世界耐久ロードレース選手権(EWC):ロードレースにおける耐久レースの世界選手権。日本で行われる鈴鹿8時間耐久ロードレース(通称鈴鹿8耐)もカレンダーに組み込まれており、2026年は7月に開催されます。ホンダ、ヤマハ、カワサキなどが参戦します。

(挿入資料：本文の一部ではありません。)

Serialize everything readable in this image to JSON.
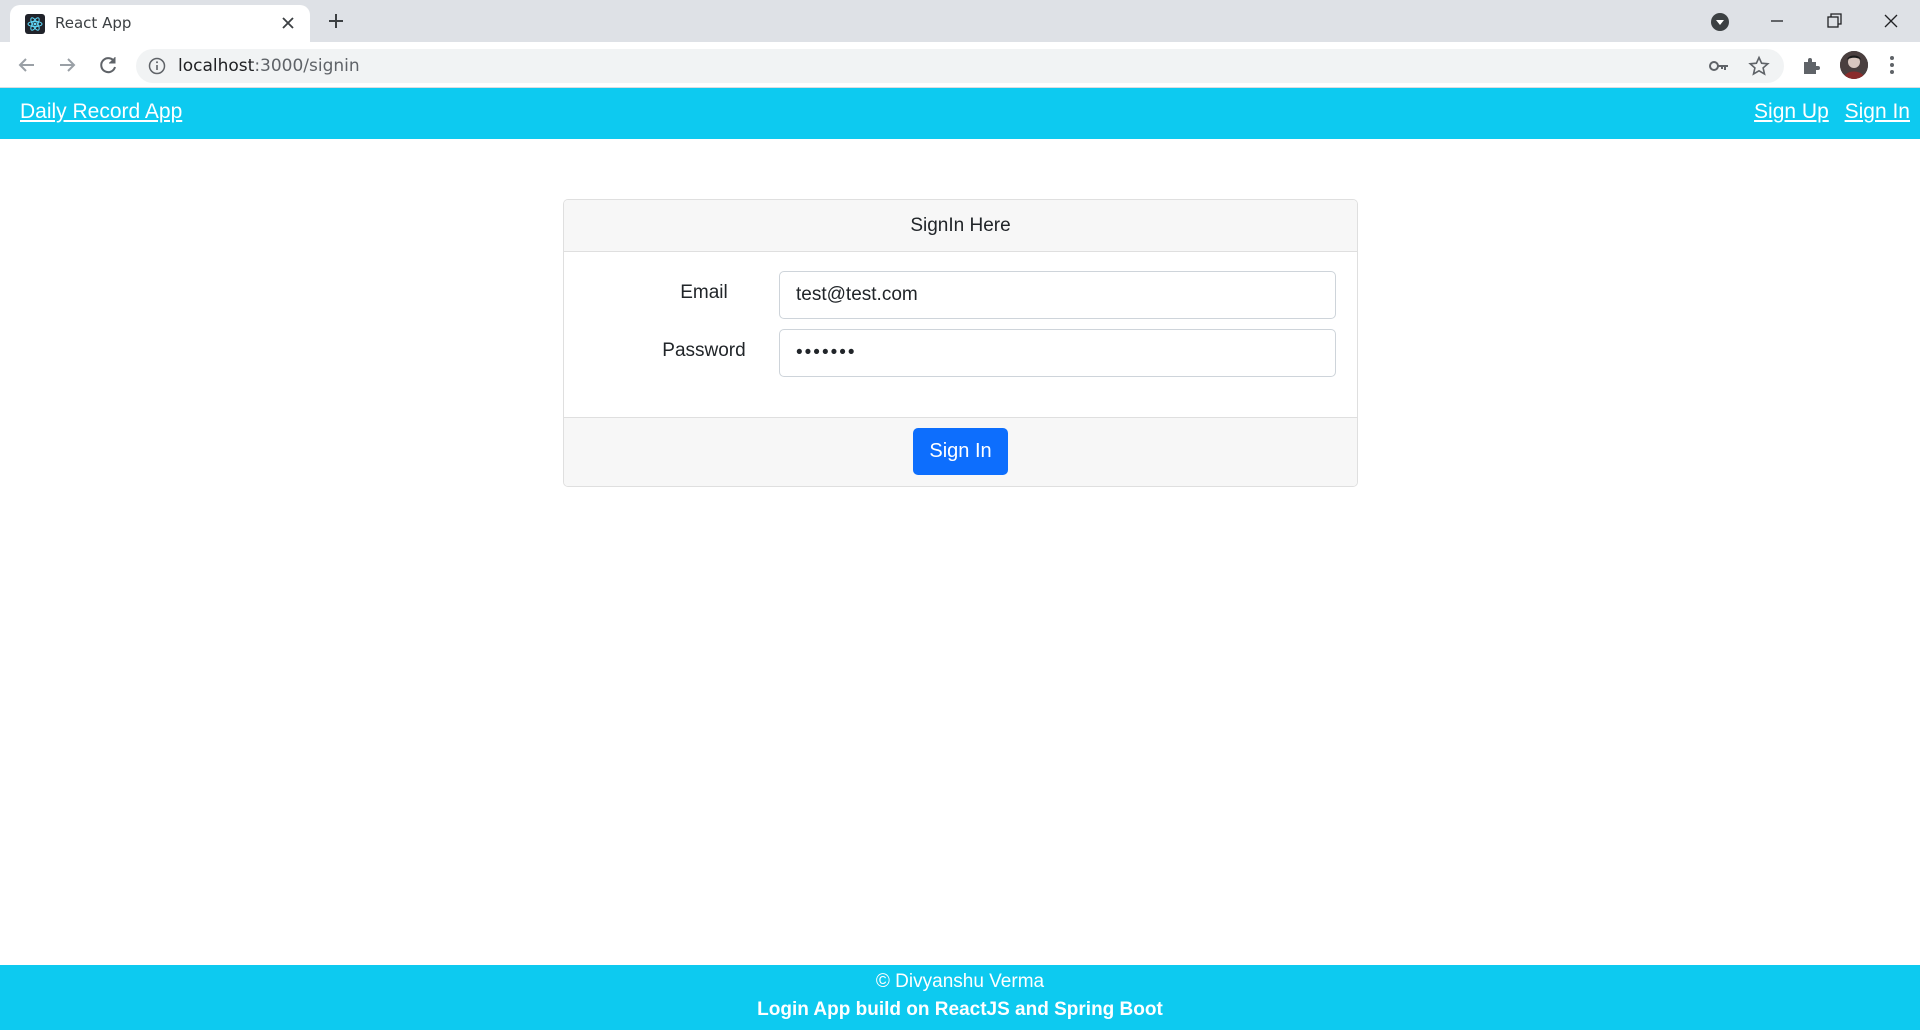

全日本ロードレース選手権(JSB):国内最高峰のロードレース。JSB1000など5クラスに分かれています。2026年は全7戦で競われます。
■モトクロス
未舗装路の周回コースで行われる競技専用車のバイクレース。コース内にはジャンプ台や急勾配などが設けられており、スピードと巧みにこなすテクニックが求められます。横一線のスタートというのも特徴の一つです。
モトクロス世界選手権(MXGP)は1950年代に発足して以来、現在まで続いており、1970年代以降は日本の4大メーカー(ホンダ・ヤマハ・スズキ・カワサキ)の車両が世界で活躍しています。全日本モトクロス選手権は1964年にスタートした〝国内最高峰〟のモトクロスレースです。車両に使うゼッケンは2026年シーズンからライダーが自分の好きな番号を選べる希望ゼッケン制度に変更されました。2026年は全国各地で全9戦 が組まれています。

■トライアル
クロスカントリーで行われるモータースポーツ。競技専用のバイクを操り、岩山や沢、人工的に作られた障害物などを走破するテクニックが求められます。各設定区間に制限時間はありますが、スピードを競うのではなく、競技中に足を付くと減点などミスの少なさを競います。
トライアル世界選手権(WTC)は毎年、ツインリンクもてぎ(栃木県茂木町)でも開かれており、日本人ライダーとして藤波貴久選手が2004年に初の世界チャンピオンを獲得。トライアル〝国内最高峰〟は全日本トライアル選手権で、1973年にスタートしています。2026年は都市部に人工セクションを築いて競技を行うためファン拡大も期待され、8大会が開催されます。

■フラットトラック
未舗装の平坦な楕円コースをバイクで周回し、速さを競います。ダートトラックとも呼ばれます。バイクは市販車をベースにしたものが多く、コーナーにおいて地面ギリギリまでバンクさせながらのドリフト走行は迫力があり、見ものです。